Sujets insolites ou tendances, faites un break avec notre curiosité. Tout droit sorties d’un cauchemar, les mises en scène surréalistes d’Availu nous projettent au cœur d’un monde déshumanisé et abêtissant – le nôtre.
Deux caméras de vidéosurveillance face à face qui se scrutent intensément, mues par un désir commun, des individus assis droits sur une chaise, et qui semblent avoir perdu toute humanité, collés à quelques centimètres d’une télévision faisant désormais office de cerveau et de guide, scènes sanglantes au cœur de la banalité… La photographie intervient parfois dans le quotidien telle une semeuse de trouble. C’est sur Instagram que celui qui se cache sous le pseudonyme Availu présente ses mises en scène survoltées. Ce photographe d’à peine 22 ans, par ailleurs performeur et musicien, a grandi dans un contexte gouvernemental répressif et dictatorial, celui de la Russie – plus précisément à sa périphérie, à la frontière de la Chine. Availu s’empare du médium pour « protester contre la perception traditionnelle des choses qui nous entourent », selon ses mots. Son œuvre se veut réflexive : elle tend un miroir à son public. « Je souhaite croire qu’au contact de mes clichés, les gens se voient eux-mêmes », déclare-t-il. Concis et direct dans ses propos, le jeune artiste exhale une révolte intérieure contre la société de contrôle, qui se manifeste formidablement à travers le travail visuel qu’il réalise.
Une vision cauchemardesque de l’humanité
Au-delà d’une soif de créativité apparue dès l’adolescence, l’art semble représenter, aux yeux d’Availu, un outil indispensable pour comprendre la complexité de la nature humaine, caractérisée en tout premier lieu par « l’injustice et la folie », nous confie ce grand pessimiste, établi à Saint-Pétersbourg. « Dans les images qui nous entourent au quotidien, nous sommes habitué·es à voir de belles formes stéréotypées. Mais le monde est fou. Avec mon travail, j’essaie de rappeler aux gens l’absurdité de notre existence », affirme-t-il sans ménagement. De façon plus radicale encore, l’art permettrait à chacun·e de reconnaître la stupidité et le mal constitutif de l’être, à l’origine de nos attitudes envers les un·es et les autres, et de notre mode de vie, et donc de ce qui en découle – des guerres au désastre environnemental.

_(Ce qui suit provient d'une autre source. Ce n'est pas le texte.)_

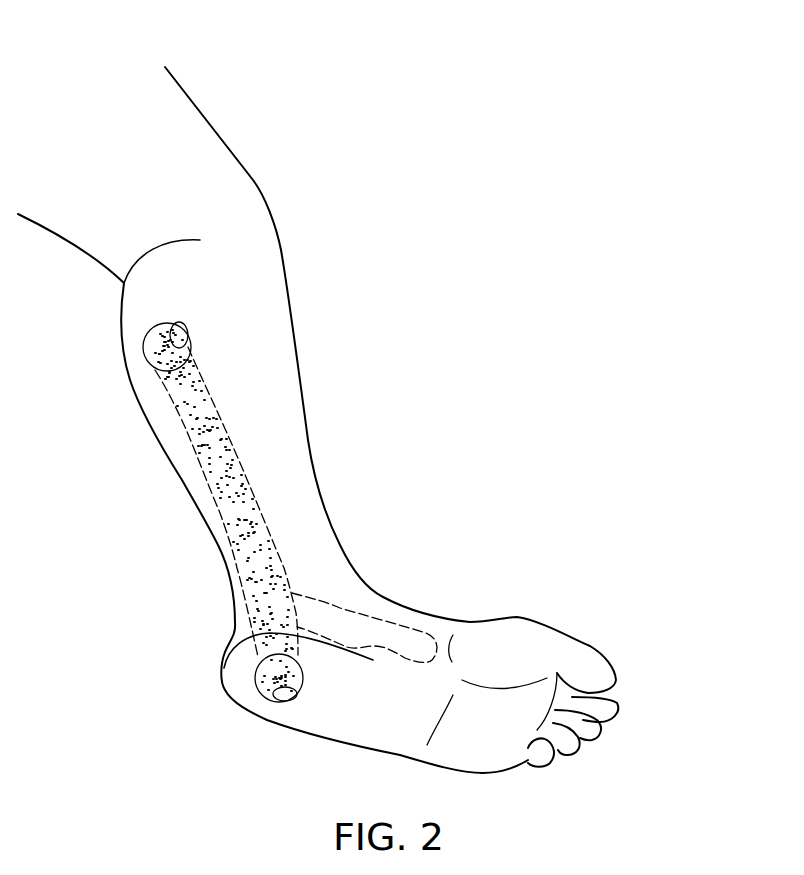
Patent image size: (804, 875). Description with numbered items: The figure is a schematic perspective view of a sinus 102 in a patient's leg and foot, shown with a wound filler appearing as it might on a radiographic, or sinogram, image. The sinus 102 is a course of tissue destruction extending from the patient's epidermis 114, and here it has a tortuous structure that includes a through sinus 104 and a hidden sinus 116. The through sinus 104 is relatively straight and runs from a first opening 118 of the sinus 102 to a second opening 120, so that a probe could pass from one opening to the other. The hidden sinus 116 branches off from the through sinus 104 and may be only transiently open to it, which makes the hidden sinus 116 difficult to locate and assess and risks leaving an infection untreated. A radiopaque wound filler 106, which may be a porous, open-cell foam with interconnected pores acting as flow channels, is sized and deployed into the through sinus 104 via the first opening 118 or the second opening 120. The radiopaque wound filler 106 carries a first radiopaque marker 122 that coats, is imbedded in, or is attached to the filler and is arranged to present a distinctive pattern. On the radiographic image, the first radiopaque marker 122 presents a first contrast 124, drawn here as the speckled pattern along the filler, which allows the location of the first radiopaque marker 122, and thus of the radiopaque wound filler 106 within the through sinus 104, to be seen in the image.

The sinus 102 is at (204, 465).
The through sinus 104 is at (237, 530).
The radiopaque wound filler 106 is at (207, 415).
The epidermis 114 is at (203, 118).
The hidden sinus 116 is at (405, 640).
The first opening 118 is at (165, 323).
The second opening 120 is at (271, 702).
The first radiopaque marker 122 is at (180, 380).
The first contrast 124 is at (198, 428).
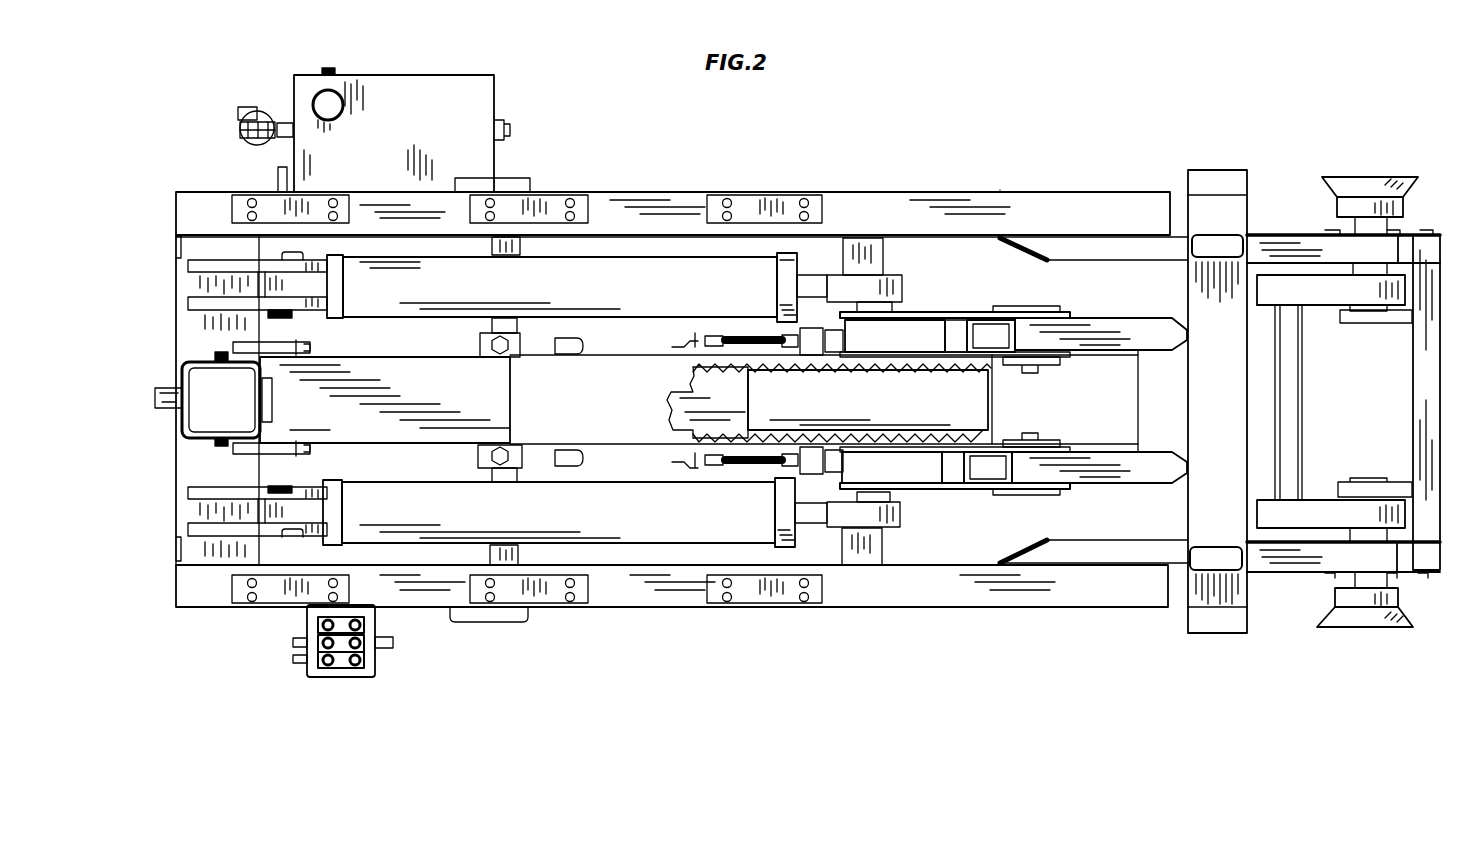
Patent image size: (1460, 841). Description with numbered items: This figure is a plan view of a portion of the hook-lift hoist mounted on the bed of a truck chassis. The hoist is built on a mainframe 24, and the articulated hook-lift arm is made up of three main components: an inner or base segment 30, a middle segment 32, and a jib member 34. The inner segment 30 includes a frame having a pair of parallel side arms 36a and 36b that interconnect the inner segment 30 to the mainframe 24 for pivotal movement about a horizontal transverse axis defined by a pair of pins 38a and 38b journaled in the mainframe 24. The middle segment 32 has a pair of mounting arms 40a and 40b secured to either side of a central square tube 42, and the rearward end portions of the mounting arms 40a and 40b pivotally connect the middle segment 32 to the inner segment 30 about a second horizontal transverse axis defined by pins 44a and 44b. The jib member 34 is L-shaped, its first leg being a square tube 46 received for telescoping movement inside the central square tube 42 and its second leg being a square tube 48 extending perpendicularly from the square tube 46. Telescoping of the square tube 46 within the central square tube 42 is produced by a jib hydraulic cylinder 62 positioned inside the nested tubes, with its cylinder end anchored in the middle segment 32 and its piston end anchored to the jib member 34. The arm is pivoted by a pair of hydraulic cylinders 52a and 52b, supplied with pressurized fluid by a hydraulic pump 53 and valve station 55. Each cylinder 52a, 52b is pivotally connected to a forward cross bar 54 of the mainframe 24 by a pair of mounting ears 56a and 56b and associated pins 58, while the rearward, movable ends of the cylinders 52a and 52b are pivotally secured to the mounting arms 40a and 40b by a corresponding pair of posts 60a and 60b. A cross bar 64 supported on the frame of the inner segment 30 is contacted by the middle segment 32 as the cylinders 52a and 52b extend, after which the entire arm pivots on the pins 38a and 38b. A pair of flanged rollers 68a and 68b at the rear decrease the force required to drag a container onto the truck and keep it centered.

The mainframe 24 is at (985, 598).
The inner segment 30 is at (1085, 318).
The middle segment 32 is at (1013, 339).
The jib member 34 is at (300, 399).
The side arm 36a is at (1103, 480).
The side arm 36b is at (1113, 330).
The pin 38a is at (1375, 482).
The pin 38b is at (1372, 325).
The mounting arm 40a is at (908, 490).
The mounting arm 40b is at (890, 340).
The central square tube 42 is at (633, 403).
The pin 44a is at (1035, 433).
The pin 44b is at (1035, 372).
The square tube 46 is at (358, 430).
The square tube 48 is at (182, 430).
The hydraulic cylinder 52a is at (598, 517).
The hydraulic cylinder 52b is at (598, 285).
The hydraulic pump 53 is at (448, 131).
The forward cross bar 54 is at (200, 333).
The valve station 55 is at (352, 673).
The mounting ear 56a is at (190, 529).
The mounting ear 56b is at (190, 302).
The pin 58 is at (295, 255).
The post 60a is at (880, 530).
The post 60b is at (875, 272).
The jib hydraulic cylinder 62 is at (870, 395).
The cross bar 64 is at (1252, 304).
The flanged roller 68a is at (1382, 620).
The flanged roller 68b is at (1365, 185).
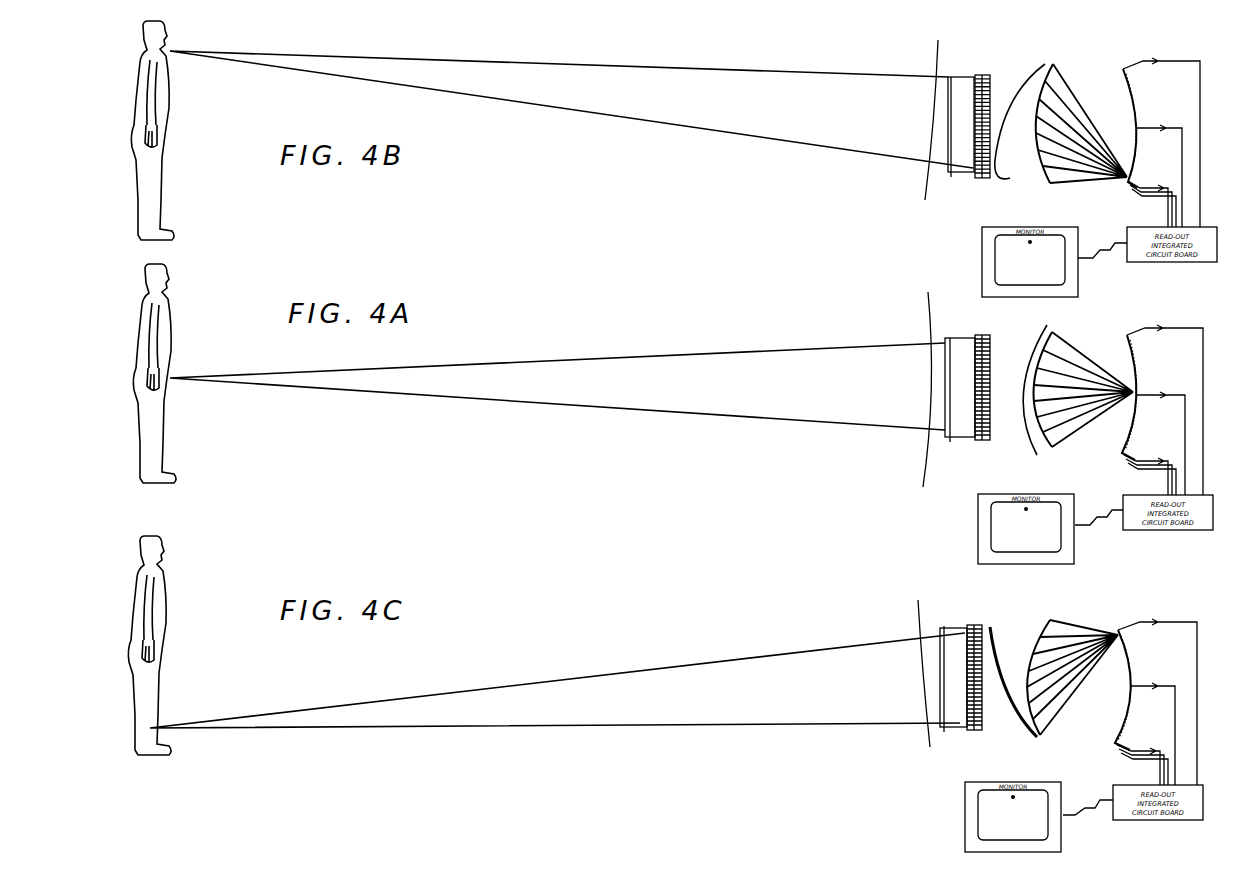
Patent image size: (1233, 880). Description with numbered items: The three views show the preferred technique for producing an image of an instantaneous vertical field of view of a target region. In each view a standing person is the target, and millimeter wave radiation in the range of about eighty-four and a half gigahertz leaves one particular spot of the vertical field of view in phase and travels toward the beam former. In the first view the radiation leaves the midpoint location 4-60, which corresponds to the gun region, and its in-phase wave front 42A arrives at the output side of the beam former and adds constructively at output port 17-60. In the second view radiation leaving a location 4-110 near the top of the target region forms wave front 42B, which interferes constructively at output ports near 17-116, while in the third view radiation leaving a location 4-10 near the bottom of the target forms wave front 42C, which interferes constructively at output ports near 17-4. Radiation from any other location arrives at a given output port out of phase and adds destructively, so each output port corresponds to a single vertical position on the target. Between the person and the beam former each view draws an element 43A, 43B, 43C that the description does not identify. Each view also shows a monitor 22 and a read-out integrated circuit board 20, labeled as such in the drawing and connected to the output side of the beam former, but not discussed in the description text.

In FIG. 4B, the field of view location near top of target 4-110 is at (187, 45).
In FIG. 4A, the field of view location at midpoint of target 4-60 is at (188, 367).
In FIG. 4C, the field of view location near bottom of target 4-10 is at (165, 720).
In FIG. 4B, the lens 43B is at (937, 52).
In FIG. 4A, the lens 43A is at (930, 313).
In FIG. 4C, the lens 43C is at (918, 600).
In FIG. 4B, the wave front from top of target region 42B is at (1010, 180).
In FIG. 4A, the wave front from gun region 42A is at (1032, 447).
In FIG. 4C, the wave front from bottom of target region 42C is at (1027, 731).
In FIG. 4B, the output port 17-116 is at (1114, 194).
In FIG. 4A, the output port 17-60 is at (1150, 390).
In FIG. 4C, the output port 17-4 is at (1121, 608).
In FIG. 4B, the monitor 22 is at (965, 266).
In FIG. 4B, the read-out integrated circuit board 20 is at (1131, 263).
In FIG. 4A, the read-out integrated circuit board 20 is at (1131, 531).
In FIG. 4C, the read-out integrated circuit board 20 is at (1123, 822).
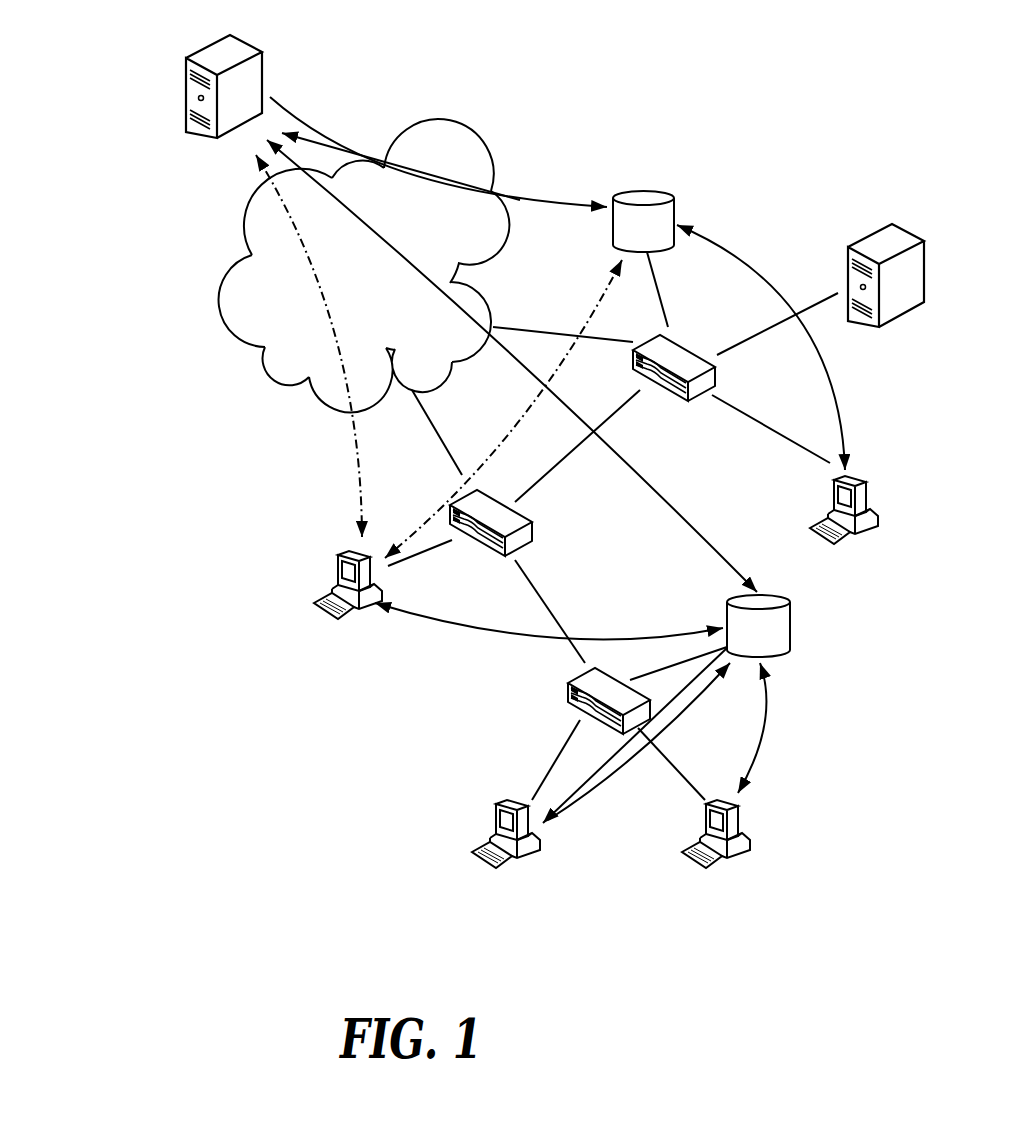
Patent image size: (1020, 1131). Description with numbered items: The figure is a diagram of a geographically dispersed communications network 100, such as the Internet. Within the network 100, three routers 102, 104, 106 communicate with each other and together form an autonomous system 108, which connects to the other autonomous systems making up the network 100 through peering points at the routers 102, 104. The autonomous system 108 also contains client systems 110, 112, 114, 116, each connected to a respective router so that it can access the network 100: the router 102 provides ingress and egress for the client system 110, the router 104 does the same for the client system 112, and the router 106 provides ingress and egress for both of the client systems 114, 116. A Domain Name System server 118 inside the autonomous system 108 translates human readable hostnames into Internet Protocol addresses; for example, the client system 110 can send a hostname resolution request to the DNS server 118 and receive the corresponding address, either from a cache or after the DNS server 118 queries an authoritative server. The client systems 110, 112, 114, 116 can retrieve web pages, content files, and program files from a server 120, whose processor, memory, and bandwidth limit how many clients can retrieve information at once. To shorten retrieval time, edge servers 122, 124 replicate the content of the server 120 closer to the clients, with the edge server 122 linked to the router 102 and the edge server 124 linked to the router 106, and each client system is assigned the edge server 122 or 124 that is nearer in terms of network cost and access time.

The network 100 is at (197, 317).
The router 102 is at (683, 352).
The router 104 is at (503, 556).
The router 106 is at (570, 686).
The autonomous system 108 is at (727, 157).
The client system 110 is at (836, 479).
The client system 112 is at (340, 556).
The client system 114 is at (497, 800).
The client system 116 is at (705, 800).
The Domain Name System server 118 is at (868, 252).
The server 120 is at (207, 63).
The edge server 122 is at (614, 246).
The edge server 124 is at (793, 628).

Profondément politique, l’œuvre d’Availu décrit une société poliment, mais violemment totalitaire. De la bureaucratie et ses raideurs au bonheur artificiel prôné par la société de consommation, de l’absurdité d’un monde tiraillé par des injonctions contradictoires – entre capitalisme et tyrannie –, l’artiste trouve le ton juste dans un registre proche de l’horreur. Emprunts d’une ironie et d’une perspicacité terrassantes, ses clichés portent en eux une invitation à la rébellion face aux dictats d’une collectivité excessivement normée et rigide, qui érige le contrôle social et de soi-même en règle incontestable. Être heureux dans un monde qui astreint et soumet ? Pour Availu, voilà une chose strictement impossible. Seule solution, se lever.